Progressive Democratic senators are revolting against this unpopular idea. Senator Jeff Merkley (D-OR) told the Washington Post’s Greg Sargent that we should be “lowering” the Medicare age, “not raising it”:
“I do a lot of town halls,” Merkley said. “I can’t tell you how many times someone will come up to me and say, ‘Here’s the thing. I’m 61, and I have these major health problems. I don’t have insurance. I’m praying I make it to 65.’ The idea that we’re going to take all these folks with diseases setting in as they get older, and move them two years later? Absolutely unacceptable.”
“We should be lowering the age, not raising it,” Merkley said. Speaking of the president, Merkley added: “I hope he hears long and loud from us who are connected to the real lives of working people.”
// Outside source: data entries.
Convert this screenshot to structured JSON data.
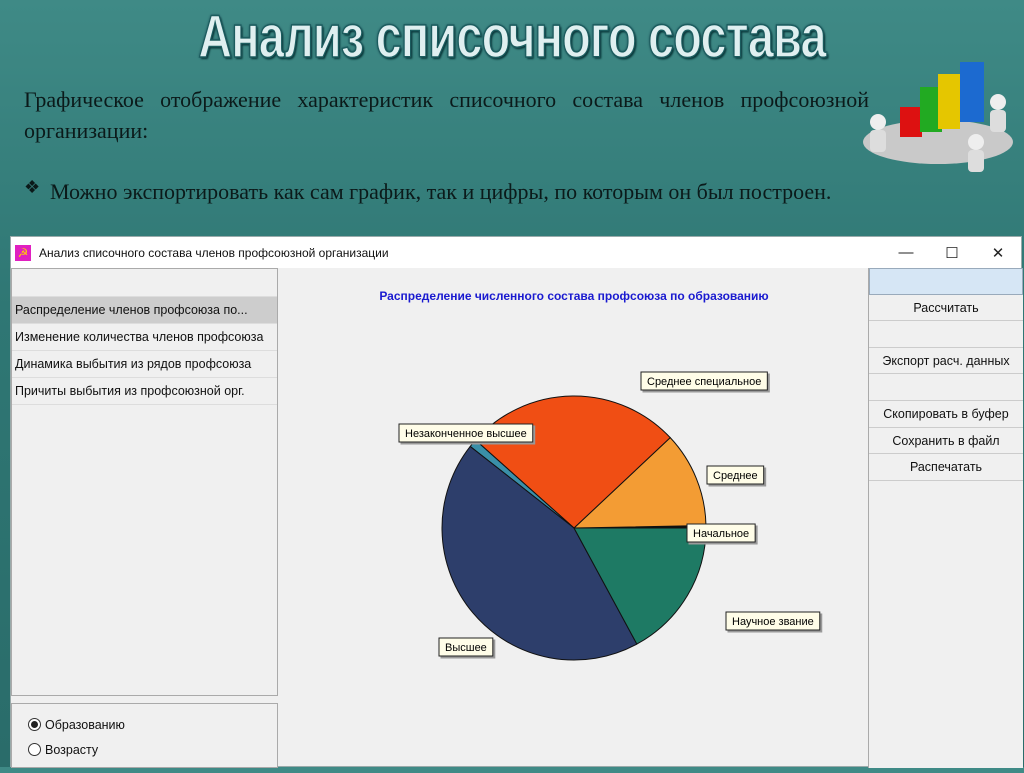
{
  "slide": {
    "title": "Анализ списочного состава",
    "paragraph": "Графическое отображение характеристик списочного состава членов профсоюзной организации:",
    "bullet": "Можно экспортировать как сам график, так и цифры, по которым он был построен.",
    "bullet_icon": "❖"
  },
  "window": {
    "title": "Анализ списочного состава членов профсоюзной организации",
    "controls": {
      "minimize": "—",
      "maximize": "☐",
      "close": "✕"
    }
  },
  "sidebar": {
    "items": [
      {
        "label": "Распределение членов профсоюза по..."
      },
      {
        "label": "Изменение количества членов профсоюза"
      },
      {
        "label": "Динамика выбытия из рядов профсоюза"
      },
      {
        "label": "Причиты выбытия из профсоюзной орг."
      }
    ],
    "radios": [
      {
        "label": "Образованию",
        "checked": true
      },
      {
        "label": "Возрасту",
        "checked": false
      }
    ]
  },
  "buttons": {
    "calculate": "Рассчитать",
    "export": "Экспорт расч. данных",
    "copy": "Скопировать в буфер",
    "save": "Сохранить в файл",
    "print": "Распечатать"
  },
  "chart_data": {
    "type": "pie",
    "title": "Распределение численного состава профсоюза по образованию",
    "slices": [
      {
        "label": "Начальное",
        "value": 0.3,
        "color": "#111111"
      },
      {
        "label": "Среднее",
        "value": 11.7,
        "color": "#f39c34"
      },
      {
        "label": "Среднее специальное",
        "value": 26.4,
        "color": "#f04e14"
      },
      {
        "label": "Незаконченное высшее",
        "value": 1.0,
        "color": "#3a8fa8"
      },
      {
        "label": "Высшее",
        "value": 43.5,
        "color": "#2d3e6b"
      },
      {
        "label": "Научное звание",
        "value": 17.1,
        "color": "#1e7a64"
      }
    ],
    "title_color": "#1a1ad0"
  }
}
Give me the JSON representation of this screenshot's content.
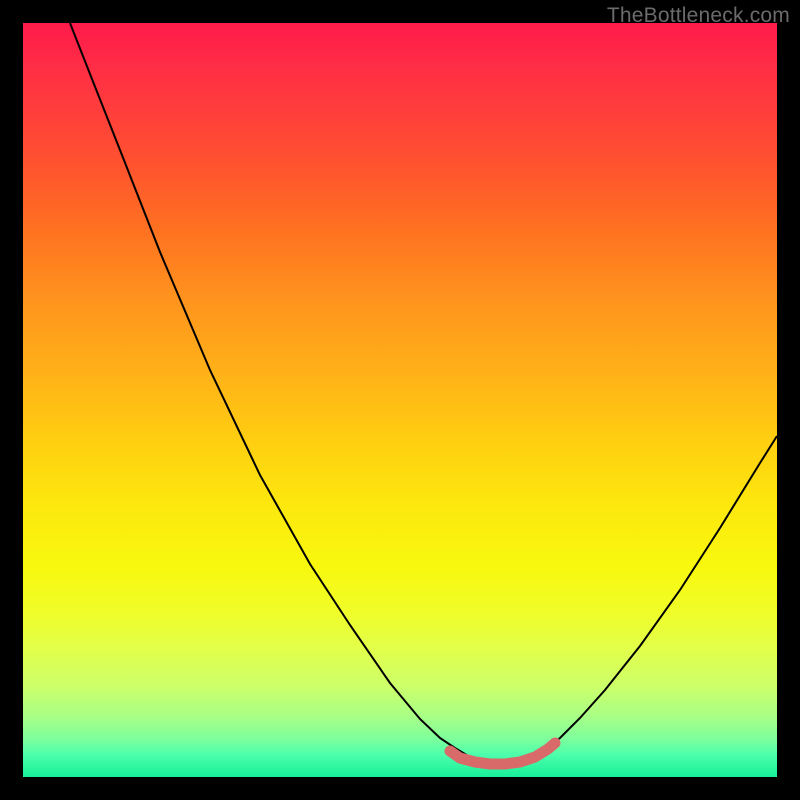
{
  "watermark": "TheBottleneck.com",
  "chart_data": {
    "type": "line",
    "title": "",
    "xlabel": "",
    "ylabel": "",
    "xlim": [
      23,
      777
    ],
    "ylim": [
      23,
      777
    ],
    "series": [
      {
        "name": "curve",
        "stroke": "#000000",
        "stroke_width": 2,
        "points": [
          [
            70,
            23
          ],
          [
            90,
            74
          ],
          [
            120,
            150
          ],
          [
            160,
            252
          ],
          [
            210,
            370
          ],
          [
            260,
            475
          ],
          [
            310,
            564
          ],
          [
            350,
            625
          ],
          [
            390,
            683
          ],
          [
            420,
            719
          ],
          [
            440,
            738
          ],
          [
            455,
            748
          ],
          [
            470,
            757
          ],
          [
            485,
            762
          ],
          [
            500,
            763
          ],
          [
            515,
            762
          ],
          [
            530,
            757
          ],
          [
            545,
            749
          ],
          [
            560,
            738
          ],
          [
            580,
            718
          ],
          [
            605,
            690
          ],
          [
            640,
            646
          ],
          [
            680,
            590
          ],
          [
            720,
            528
          ],
          [
            760,
            463
          ],
          [
            777,
            436
          ]
        ]
      },
      {
        "name": "base-accent",
        "stroke": "#d96a6a",
        "stroke_width": 11,
        "stroke_linecap": "round",
        "points": [
          [
            450,
            751
          ],
          [
            460,
            758
          ],
          [
            475,
            762
          ],
          [
            490,
            764
          ],
          [
            505,
            764
          ],
          [
            520,
            762
          ],
          [
            535,
            757
          ],
          [
            548,
            749
          ],
          [
            555,
            743
          ]
        ]
      }
    ]
  }
}
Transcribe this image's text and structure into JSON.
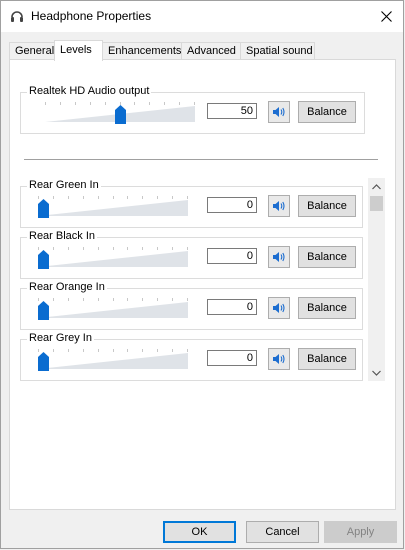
{
  "window": {
    "title": "Headphone Properties",
    "icon": "headphone-icon",
    "close_icon": "close-icon"
  },
  "tabs": [
    {
      "label": "General",
      "active": false
    },
    {
      "label": "Levels",
      "active": true
    },
    {
      "label": "Enhancements",
      "active": false
    },
    {
      "label": "Advanced",
      "active": false
    },
    {
      "label": "Spatial sound",
      "active": false
    }
  ],
  "main": {
    "label": "Realtek HD Audio output",
    "value": "50",
    "level": 0.5,
    "balance_label": "Balance",
    "mute_icon": "speaker-icon"
  },
  "inputs": [
    {
      "label": "Rear Green In",
      "value": "0",
      "level": 0,
      "balance_label": "Balance"
    },
    {
      "label": "Rear Black In",
      "value": "0",
      "level": 0,
      "balance_label": "Balance"
    },
    {
      "label": "Rear Orange In",
      "value": "0",
      "level": 0,
      "balance_label": "Balance"
    },
    {
      "label": "Rear Grey In",
      "value": "0",
      "level": 0,
      "balance_label": "Balance"
    }
  ],
  "footer": {
    "ok": "OK",
    "cancel": "Cancel",
    "apply": "Apply"
  },
  "colors": {
    "accent": "#0078d7",
    "speaker_icon": "#1c6dd0",
    "slider_thumb": "#0a6cd0"
  }
}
Merkley is absolutely right. Hiking the Medicare age from 65 to 67 would cost seniors at least $11 billion every year. Meanwhile, expanding public health insurance would save American beneficiaries and the Treasury money. The Congressional Budget Office estimates, for example, that offering a public option based on Medicare rates in the Affordable Care Act would save about $15 billion every year.